Edito
13H01 - samedi 6 juin 2026

Olivier Delacroix ou l’éloge du doute dans une société de certitudes

 

Olivier Delacroix ou l’éloge du doute dans une société de certitudes

À une époque où les réseaux sociaux valorisent l’assurance permanente, les opinions tranchées et les parcours présentés comme irréprochables, le témoignage d’Olivier Delacroix apporte un regard singulier sur la réussite et la vulnérabilité. Au cours d’un long entretien accordé à Entrevue au journaliste Aimé Kaniki, à l’occasion de la sortie de son roman Le Syndrome de l’imposteur (Fayard), l’animateur et écrivain s’est confié avec une sincérité rare sur les doutes qui continuent de l’accompagner malgré plus de trois décennies de carrière.

Connu du grand public pour l’émission Dans les yeux d’Olivier, diffusée depuis de nombreuses années sur le service public, Olivier Delacroix a bâti sa réputation sur l’écoute des autres. Victimes, anonymes, personnes confrontées à des drames ou à des parcours de vie hors du commun : son travail a toujours consisté à donner la parole à ceux que l’on entend rarement. Pourtant, derrière cette image de journaliste expérimenté et reconnu, il révèle continuer à composer avec un sentiment profondément humain : celui de ne jamais être totalement légitime.

Cette confession résonne particulièrement dans une société où la réussite est souvent présentée comme un état permanent. Le syndrome de l’imposteur touche aujourd’hui bien au-delà du monde artistique ou médiatique. Cadres, étudiants, entrepreneurs, responsables politiques ou sportifs de haut niveau évoquent régulièrement ce sentiment d’illégitimité malgré leurs accomplissements. Dans un environnement où chacun est incité à mettre en scène ses succès, reconnaître ses doutes apparaît presque comme un acte de résistance.

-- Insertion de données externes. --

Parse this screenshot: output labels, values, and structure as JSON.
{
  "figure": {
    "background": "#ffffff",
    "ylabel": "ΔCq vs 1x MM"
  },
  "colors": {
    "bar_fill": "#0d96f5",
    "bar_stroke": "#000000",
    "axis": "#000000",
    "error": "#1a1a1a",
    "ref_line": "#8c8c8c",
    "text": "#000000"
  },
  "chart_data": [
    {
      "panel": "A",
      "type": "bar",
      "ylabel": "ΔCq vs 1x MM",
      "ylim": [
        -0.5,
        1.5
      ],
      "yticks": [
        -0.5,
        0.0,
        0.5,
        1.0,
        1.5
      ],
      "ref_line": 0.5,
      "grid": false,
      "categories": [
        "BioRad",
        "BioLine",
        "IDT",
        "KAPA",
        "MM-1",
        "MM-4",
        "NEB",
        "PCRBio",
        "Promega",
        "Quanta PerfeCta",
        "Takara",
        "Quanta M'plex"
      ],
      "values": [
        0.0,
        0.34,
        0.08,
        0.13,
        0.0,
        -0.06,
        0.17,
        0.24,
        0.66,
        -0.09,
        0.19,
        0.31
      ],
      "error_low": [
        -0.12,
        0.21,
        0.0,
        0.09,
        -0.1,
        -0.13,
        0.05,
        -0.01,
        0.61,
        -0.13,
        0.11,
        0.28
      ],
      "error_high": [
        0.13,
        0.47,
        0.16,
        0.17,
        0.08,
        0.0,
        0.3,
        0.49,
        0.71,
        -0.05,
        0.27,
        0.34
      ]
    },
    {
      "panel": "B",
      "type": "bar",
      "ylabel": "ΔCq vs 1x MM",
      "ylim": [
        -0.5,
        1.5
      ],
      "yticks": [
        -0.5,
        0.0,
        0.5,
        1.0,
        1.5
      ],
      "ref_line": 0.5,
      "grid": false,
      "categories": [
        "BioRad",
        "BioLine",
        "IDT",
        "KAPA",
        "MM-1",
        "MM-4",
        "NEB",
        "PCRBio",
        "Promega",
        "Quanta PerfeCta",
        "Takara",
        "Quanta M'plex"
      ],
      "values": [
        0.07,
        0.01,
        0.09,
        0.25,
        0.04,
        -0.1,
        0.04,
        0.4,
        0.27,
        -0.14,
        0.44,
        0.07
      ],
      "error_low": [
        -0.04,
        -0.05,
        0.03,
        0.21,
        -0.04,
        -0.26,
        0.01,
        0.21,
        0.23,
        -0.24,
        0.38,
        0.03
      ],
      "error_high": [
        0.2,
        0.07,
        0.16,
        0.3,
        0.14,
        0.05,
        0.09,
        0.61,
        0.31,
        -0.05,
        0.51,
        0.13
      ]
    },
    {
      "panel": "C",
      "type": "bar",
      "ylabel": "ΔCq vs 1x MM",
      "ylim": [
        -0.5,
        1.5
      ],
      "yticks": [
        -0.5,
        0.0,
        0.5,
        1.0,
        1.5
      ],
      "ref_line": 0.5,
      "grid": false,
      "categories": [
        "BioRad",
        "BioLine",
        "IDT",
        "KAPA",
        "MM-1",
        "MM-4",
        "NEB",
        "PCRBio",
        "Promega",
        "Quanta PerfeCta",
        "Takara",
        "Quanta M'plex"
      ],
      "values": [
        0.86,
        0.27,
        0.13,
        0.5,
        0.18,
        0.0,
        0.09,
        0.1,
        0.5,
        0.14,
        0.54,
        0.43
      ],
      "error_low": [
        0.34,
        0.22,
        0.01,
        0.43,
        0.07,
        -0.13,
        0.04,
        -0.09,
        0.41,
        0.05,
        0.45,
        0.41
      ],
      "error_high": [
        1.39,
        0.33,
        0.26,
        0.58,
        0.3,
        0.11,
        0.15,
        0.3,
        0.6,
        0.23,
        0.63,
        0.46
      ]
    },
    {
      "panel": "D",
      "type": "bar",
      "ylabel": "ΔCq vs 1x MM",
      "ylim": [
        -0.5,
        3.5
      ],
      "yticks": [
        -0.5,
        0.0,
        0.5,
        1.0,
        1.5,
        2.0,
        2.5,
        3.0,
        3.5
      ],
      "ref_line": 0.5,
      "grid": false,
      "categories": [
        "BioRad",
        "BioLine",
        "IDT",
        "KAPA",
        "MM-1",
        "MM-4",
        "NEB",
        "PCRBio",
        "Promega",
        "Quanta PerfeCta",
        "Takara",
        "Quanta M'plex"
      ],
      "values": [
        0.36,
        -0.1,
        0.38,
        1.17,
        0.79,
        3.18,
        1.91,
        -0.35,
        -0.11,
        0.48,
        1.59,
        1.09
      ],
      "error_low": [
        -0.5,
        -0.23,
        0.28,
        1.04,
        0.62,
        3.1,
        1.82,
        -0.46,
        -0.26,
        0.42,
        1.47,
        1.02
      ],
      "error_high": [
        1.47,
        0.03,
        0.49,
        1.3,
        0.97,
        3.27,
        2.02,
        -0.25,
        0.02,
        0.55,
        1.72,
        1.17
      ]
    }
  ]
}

Le doute comme moteur plutôt que comme faiblesse

L’intérêt du témoignage d’Olivier Delacroix réside précisément dans sa capacité à déconstruire certaines idées reçues. Contrairement à ce que l’on pourrait croire, l’expérience ou la notoriété ne font pas disparaître les interrogations personnelles. Elles changent simplement de forme. L’animateur explique ainsi que le syndrome de l’imposteur ne disparaît jamais complètement et qu’il faut apprendre à vivre avec lui plutôt qu’espérer l’effacer définitivement.

Cette approche tranche avec les discours dominants du développement personnel qui promettent confiance absolue et certitudes permanentes. Le doute n’est pas nécessairement un frein. Il peut aussi devenir un moteur, une invitation à se remettre en question, à continuer d’apprendre et à éviter les excès de confiance. Dans de nombreux domaines, cette lucidité constitue même une qualité essentielle.

Au fil de l’entretien, Olivier Delacroix évoque également les transformations du paysage médiatique. Le journaliste observe un univers de plus en plus rapide, où l’immédiateté et la recherche de visibilité prennent parfois le pas sur l’écoute et la nuance. Dans un tel contexte, son parcours apparaît comme celui d’un professionnel ayant toujours privilégié la rencontre humaine à la recherche du buzz.

Cette vision du métier n’est pas anodine. Alors que la confiance envers les médias demeure fragile dans de nombreux pays occidentaux, les journalistes capables d’incarner l’empathie et la compréhension deviennent particulièrement précieux. Le succès durable de Dans les yeux d’Olivier démontre d’ailleurs qu’il existe toujours une demande pour des récits profondément humains, loin des logiques de confrontation permanente.

Une réflexion qui dépasse le cadre médiatique

Le livre d’Olivier Delacroix dépasse largement la seule question du journalisme. À travers son expérience personnelle, il interroge notre rapport collectif à la réussite, à l’échec et à la reconnaissance sociale. Dans une époque marquée par la comparaison permanente et la pression de la performance, son témoignage rappelle qu’aucun parcours n’est exempt de doutes ou de fragilités.

Cette parole est d’autant plus importante qu’elle provient d’une personnalité médiatique installée. Dans l’imaginaire collectif, les figures publiques sont souvent perçues comme protégées de ces questionnements. En reconnaissant ses propres incertitudes, Olivier Delacroix contribue à normaliser une réalité largement partagée mais rarement exprimée.

Au fond, la principale leçon de cet entretien est peut-être là. Les personnes les plus solides ne sont pas nécessairement celles qui n’ont jamais douté. Ce sont souvent celles qui ont appris à avancer malgré leurs interrogations. Dans un monde saturé de certitudes affichées, Olivier Delacroix rappelle que l’authenticité demeure une valeur rare. Et que le doute, loin d’être un signe de faiblesse, peut parfois constituer la plus grande preuve de lucidité.